All articles by Charles Bremner in Paris.

Times Online - Secret divorce for Nicolas Sarkozy as Cecilia poses for magazine

The divorce will be finalised in six weeks, Le Monde newspaper said. Mr Sarkozy delayed word of the separation in the hope that his wife, who had left him before, would change her mind, it added. Le Monde also said that the couple had drafted a divorce agreement at Mrs Sarkozy’s request during the election campaign last spring.

And the caption to the accompanying photograph:

Ceclia Sarkozy pictured during a holiday with her ex-husband in May, around the time they are said to have agreed on a divorce

Well now.

Times Online - Cecilia: I grew tired of playing second fiddle to statesman Sarkozy

“Public life does not suit me, the person I am in my deepest self. I am someone who likes the shade, peace of mind and calm,” said Ms Ciganer-Albéniz, to use her maiden name. “I need to live in peace, in hiding . . .

“When you marry a political figure private and public life become one. That was the start of the problems. What is happening to me happens to millions of people,” she added. “One day, you no longer feel at home in the couple. The couple is no longer the essential thing in your life. It doesn’t work any more . . . The reasons are inexplicable.”

She described how she drifted apart from a husband whom she admires as a statesman. “[The presidency] is for him like a violinist who has been given a Stradivarius. He suddenly has the opportunity to exercise his art,” she said. “It is not at all the same for me. I worked alongside him but I was not elected and didnt want to be.”

The heart-to-heart with L’Est Républicain, an eastern France newspaper, ended the official silence around the troubles of “Super-Sarko”, 52, and the elegant wife whose absences and caprices had fed the gossip mill for months.

It was also the latest case of the former première dame seeking the limelight while saying that she wanted to flee it. Yesterday, as the divorce was announced, she appeared in a glamorous photo spread that was staged at her request for Paris Match magazine. The Elysée Palace also said yesterday that Ms Ciganer-Albéniz would make no public comment.
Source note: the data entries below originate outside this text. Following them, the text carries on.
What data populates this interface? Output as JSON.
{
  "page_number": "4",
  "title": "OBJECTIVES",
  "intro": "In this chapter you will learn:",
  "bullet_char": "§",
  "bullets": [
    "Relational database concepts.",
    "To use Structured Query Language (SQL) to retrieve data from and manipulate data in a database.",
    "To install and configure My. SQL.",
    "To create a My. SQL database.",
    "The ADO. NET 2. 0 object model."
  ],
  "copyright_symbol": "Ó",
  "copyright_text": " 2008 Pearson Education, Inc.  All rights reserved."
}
She spoke for the first time of her months of estrangement in 2005, spent with Richard Attias, a French events organiser. Mr Sarkozy was Interior Minister and presidential candidate at the time. “I met someone and fell in love and left. Perhaps it was a bit rushed, given the media attention under which I was living at the time,” she said. “I wanted to behave correctly and come back to try to rebuild something, to return the the principles to which I was accustomed.”
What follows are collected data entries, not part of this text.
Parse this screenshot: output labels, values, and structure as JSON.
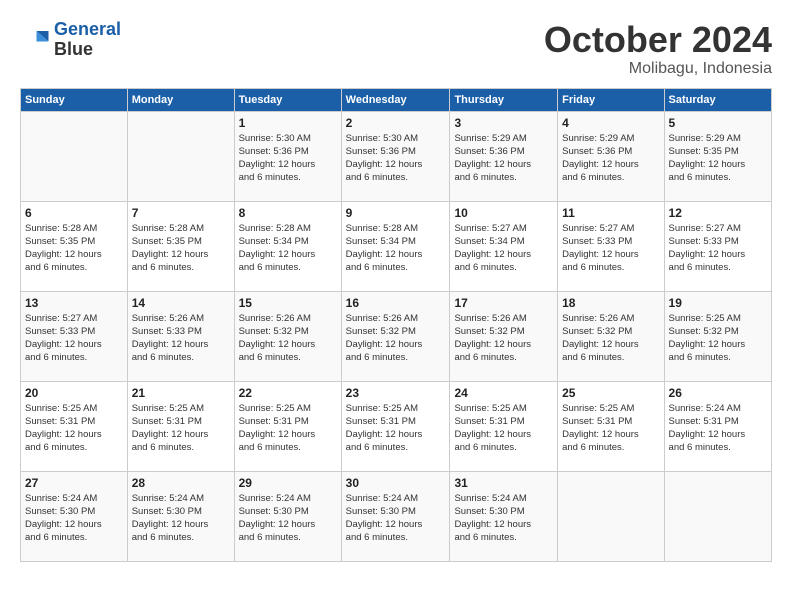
{
  "logo": {
    "line1": "General",
    "line2": "Blue"
  },
  "title": "October 2024",
  "location": "Molibagu, Indonesia",
  "days_header": [
    "Sunday",
    "Monday",
    "Tuesday",
    "Wednesday",
    "Thursday",
    "Friday",
    "Saturday"
  ],
  "weeks": [
    [
      {
        "day": "",
        "info": ""
      },
      {
        "day": "",
        "info": ""
      },
      {
        "day": "1",
        "info": "Sunrise: 5:30 AM\nSunset: 5:36 PM\nDaylight: 12 hours\nand 6 minutes."
      },
      {
        "day": "2",
        "info": "Sunrise: 5:30 AM\nSunset: 5:36 PM\nDaylight: 12 hours\nand 6 minutes."
      },
      {
        "day": "3",
        "info": "Sunrise: 5:29 AM\nSunset: 5:36 PM\nDaylight: 12 hours\nand 6 minutes."
      },
      {
        "day": "4",
        "info": "Sunrise: 5:29 AM\nSunset: 5:36 PM\nDaylight: 12 hours\nand 6 minutes."
      },
      {
        "day": "5",
        "info": "Sunrise: 5:29 AM\nSunset: 5:35 PM\nDaylight: 12 hours\nand 6 minutes."
      }
    ],
    [
      {
        "day": "6",
        "info": "Sunrise: 5:28 AM\nSunset: 5:35 PM\nDaylight: 12 hours\nand 6 minutes."
      },
      {
        "day": "7",
        "info": "Sunrise: 5:28 AM\nSunset: 5:35 PM\nDaylight: 12 hours\nand 6 minutes."
      },
      {
        "day": "8",
        "info": "Sunrise: 5:28 AM\nSunset: 5:34 PM\nDaylight: 12 hours\nand 6 minutes."
      },
      {
        "day": "9",
        "info": "Sunrise: 5:28 AM\nSunset: 5:34 PM\nDaylight: 12 hours\nand 6 minutes."
      },
      {
        "day": "10",
        "info": "Sunrise: 5:27 AM\nSunset: 5:34 PM\nDaylight: 12 hours\nand 6 minutes."
      },
      {
        "day": "11",
        "info": "Sunrise: 5:27 AM\nSunset: 5:33 PM\nDaylight: 12 hours\nand 6 minutes."
      },
      {
        "day": "12",
        "info": "Sunrise: 5:27 AM\nSunset: 5:33 PM\nDaylight: 12 hours\nand 6 minutes."
      }
    ],
    [
      {
        "day": "13",
        "info": "Sunrise: 5:27 AM\nSunset: 5:33 PM\nDaylight: 12 hours\nand 6 minutes."
      },
      {
        "day": "14",
        "info": "Sunrise: 5:26 AM\nSunset: 5:33 PM\nDaylight: 12 hours\nand 6 minutes."
      },
      {
        "day": "15",
        "info": "Sunrise: 5:26 AM\nSunset: 5:32 PM\nDaylight: 12 hours\nand 6 minutes."
      },
      {
        "day": "16",
        "info": "Sunrise: 5:26 AM\nSunset: 5:32 PM\nDaylight: 12 hours\nand 6 minutes."
      },
      {
        "day": "17",
        "info": "Sunrise: 5:26 AM\nSunset: 5:32 PM\nDaylight: 12 hours\nand 6 minutes."
      },
      {
        "day": "18",
        "info": "Sunrise: 5:26 AM\nSunset: 5:32 PM\nDaylight: 12 hours\nand 6 minutes."
      },
      {
        "day": "19",
        "info": "Sunrise: 5:25 AM\nSunset: 5:32 PM\nDaylight: 12 hours\nand 6 minutes."
      }
    ],
    [
      {
        "day": "20",
        "info": "Sunrise: 5:25 AM\nSunset: 5:31 PM\nDaylight: 12 hours\nand 6 minutes."
      },
      {
        "day": "21",
        "info": "Sunrise: 5:25 AM\nSunset: 5:31 PM\nDaylight: 12 hours\nand 6 minutes."
      },
      {
        "day": "22",
        "info": "Sunrise: 5:25 AM\nSunset: 5:31 PM\nDaylight: 12 hours\nand 6 minutes."
      },
      {
        "day": "23",
        "info": "Sunrise: 5:25 AM\nSunset: 5:31 PM\nDaylight: 12 hours\nand 6 minutes."
      },
      {
        "day": "24",
        "info": "Sunrise: 5:25 AM\nSunset: 5:31 PM\nDaylight: 12 hours\nand 6 minutes."
      },
      {
        "day": "25",
        "info": "Sunrise: 5:25 AM\nSunset: 5:31 PM\nDaylight: 12 hours\nand 6 minutes."
      },
      {
        "day": "26",
        "info": "Sunrise: 5:24 AM\nSunset: 5:31 PM\nDaylight: 12 hours\nand 6 minutes."
      }
    ],
    [
      {
        "day": "27",
        "info": "Sunrise: 5:24 AM\nSunset: 5:30 PM\nDaylight: 12 hours\nand 6 minutes."
      },
      {
        "day": "28",
        "info": "Sunrise: 5:24 AM\nSunset: 5:30 PM\nDaylight: 12 hours\nand 6 minutes."
      },
      {
        "day": "29",
        "info": "Sunrise: 5:24 AM\nSunset: 5:30 PM\nDaylight: 12 hours\nand 6 minutes."
      },
      {
        "day": "30",
        "info": "Sunrise: 5:24 AM\nSunset: 5:30 PM\nDaylight: 12 hours\nand 6 minutes."
      },
      {
        "day": "31",
        "info": "Sunrise: 5:24 AM\nSunset: 5:30 PM\nDaylight: 12 hours\nand 6 minutes."
      },
      {
        "day": "",
        "info": ""
      },
      {
        "day": "",
        "info": ""
      }
    ]
  ]
}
For a year, the Sarkozys had made a big effort for the sake of their children, Louis, their son, 10, and two grown-up offspring each from previous marriages. “We tried to rebuild things, to put the family first,” she said. “We tried everything, I tried everything. It simply was no longer possible.”
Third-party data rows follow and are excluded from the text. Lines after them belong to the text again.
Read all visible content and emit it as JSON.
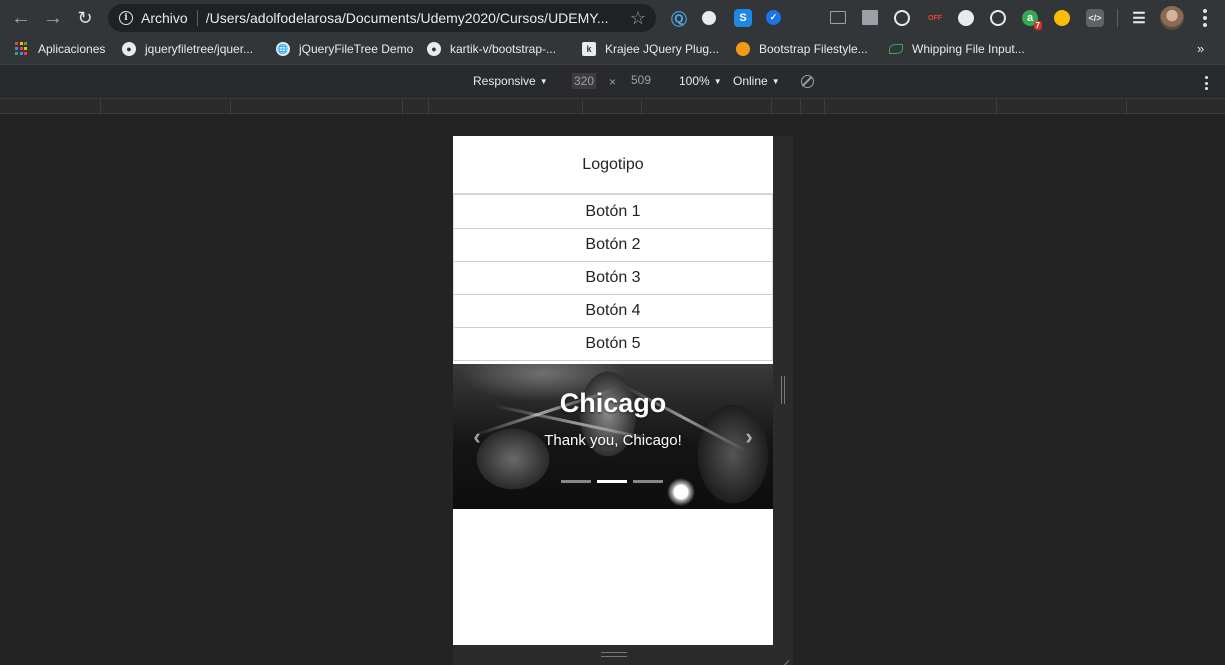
{
  "browser": {
    "omnibox": {
      "security_label": "Archivo",
      "url": "/Users/adolfodelarosa/Documents/Udemy2020/Cursos/UDEMY..."
    },
    "extensions": [
      {
        "name": "extension-c-icon",
        "color": "#4aa3df"
      },
      {
        "name": "extension-search-icon",
        "color": "#e8eaed"
      },
      {
        "name": "extension-s-icon",
        "color": "#1e88e5"
      },
      {
        "name": "extension-check-icon",
        "color": "#1a73e8"
      },
      {
        "name": "extension-terminal-icon",
        "color": "#9aa0a6"
      },
      {
        "name": "extension-grid-icon",
        "color": "#9aa0a6"
      },
      {
        "name": "extension-circle-icon",
        "color": "#e8eaed"
      },
      {
        "name": "extension-off-icon",
        "color": "#ea4335"
      },
      {
        "name": "extension-refresh-icon",
        "color": "#e8eaed"
      },
      {
        "name": "extension-target-icon",
        "color": "#e8eaed"
      },
      {
        "name": "extension-a-icon",
        "color": "#34a853",
        "badge": "7"
      },
      {
        "name": "extension-magnifier-icon",
        "color": "#fbbc04"
      },
      {
        "name": "extension-code-icon",
        "color": "#9aa0a6"
      }
    ]
  },
  "bookmarks": [
    {
      "label": "Aplicaciones",
      "icon": "apps-grid-icon"
    },
    {
      "label": "jqueryfiletree/jquer...",
      "icon": "github-icon"
    },
    {
      "label": "jQueryFileTree Demo",
      "icon": "globe-icon"
    },
    {
      "label": "kartik-v/bootstrap-...",
      "icon": "github-icon"
    },
    {
      "label": "Krajee JQuery Plug...",
      "icon": "krajee-icon"
    },
    {
      "label": "Bootstrap Filestyle...",
      "icon": "filestyle-icon"
    },
    {
      "label": "Whipping File Input...",
      "icon": "leaf-icon"
    }
  ],
  "devtools": {
    "device": "Responsive",
    "width": "320",
    "height": "509",
    "zoom": "100%",
    "network": "Online"
  },
  "page": {
    "logo": "Logotipo",
    "buttons": [
      "Botón 1",
      "Botón 2",
      "Botón 3",
      "Botón 4",
      "Botón 5"
    ],
    "carousel": {
      "title": "Chicago",
      "subtitle": "Thank you, Chicago!",
      "slide_count": 3,
      "active_index": 1
    }
  }
}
Her words were a riposte to charges from some senior figures in the Socialist opposition that the Sarkozys’ reconciliation last year was a sham aimed at presenting an image of a happy family in the presidential campaign. Mrs Sarkozy said that she had made an effort to play the first lady role.

“I tried to become involved professionally, personally, but it didn’t go well every day.” She walked out of the spouses’ events at the G8 summit in Germany last June because she felt out of place, she said.

Given what’s been disclosed, that makes a lot of sense.

She called her husband a statesman. “France deserves him and he deserves France. I was proud and happy for him,” she said.

The former first lady also disclosed that it was her idea and not her husband’s to travel twice to Libya to negotiate the release of Bulgarian nurses from prison in July. “I felt that I could do it even if the situation was blocked,” she said. “I said to [Chief of Staff] Claude Guéant, ‘I’m coming with you’. He was quite surprised and talked to the President who said, ‘Let’s go for it. Take her with you’.”

The Sarkozys received a sympathy message yesterday from Colonel Gaddafi, the Libyan leader. “In a personal capacity, I wish to express my deep regret at the separation of my two very close friends Sarkozy and Cecilia,” Colonel Gaddafi said. He regretted that the breakup “came abruptly, giving no time for personal intervention by their friends to reconcile them”.

Heh.

She now plans to work in the humanitarian field and to take care of her children. “I do not want to live in my past,” she said. “I don’t like living in ruins. The page turns. It’s very difficult and that’s normal, given the context and the stakes but I never regret my decisions.”

Opinion polls confirmed today that France is not distrubed by the first divorce by a French ruler since that of Napoleon Bonaparte in 1809. A survey in Le Parisien found that 92 per cent of French had not changed their opinion of Mr Sarkozy because of the divorce and 79 per cent said it was not an important event in French politics.

Hmm. A helpful example for… Never mind.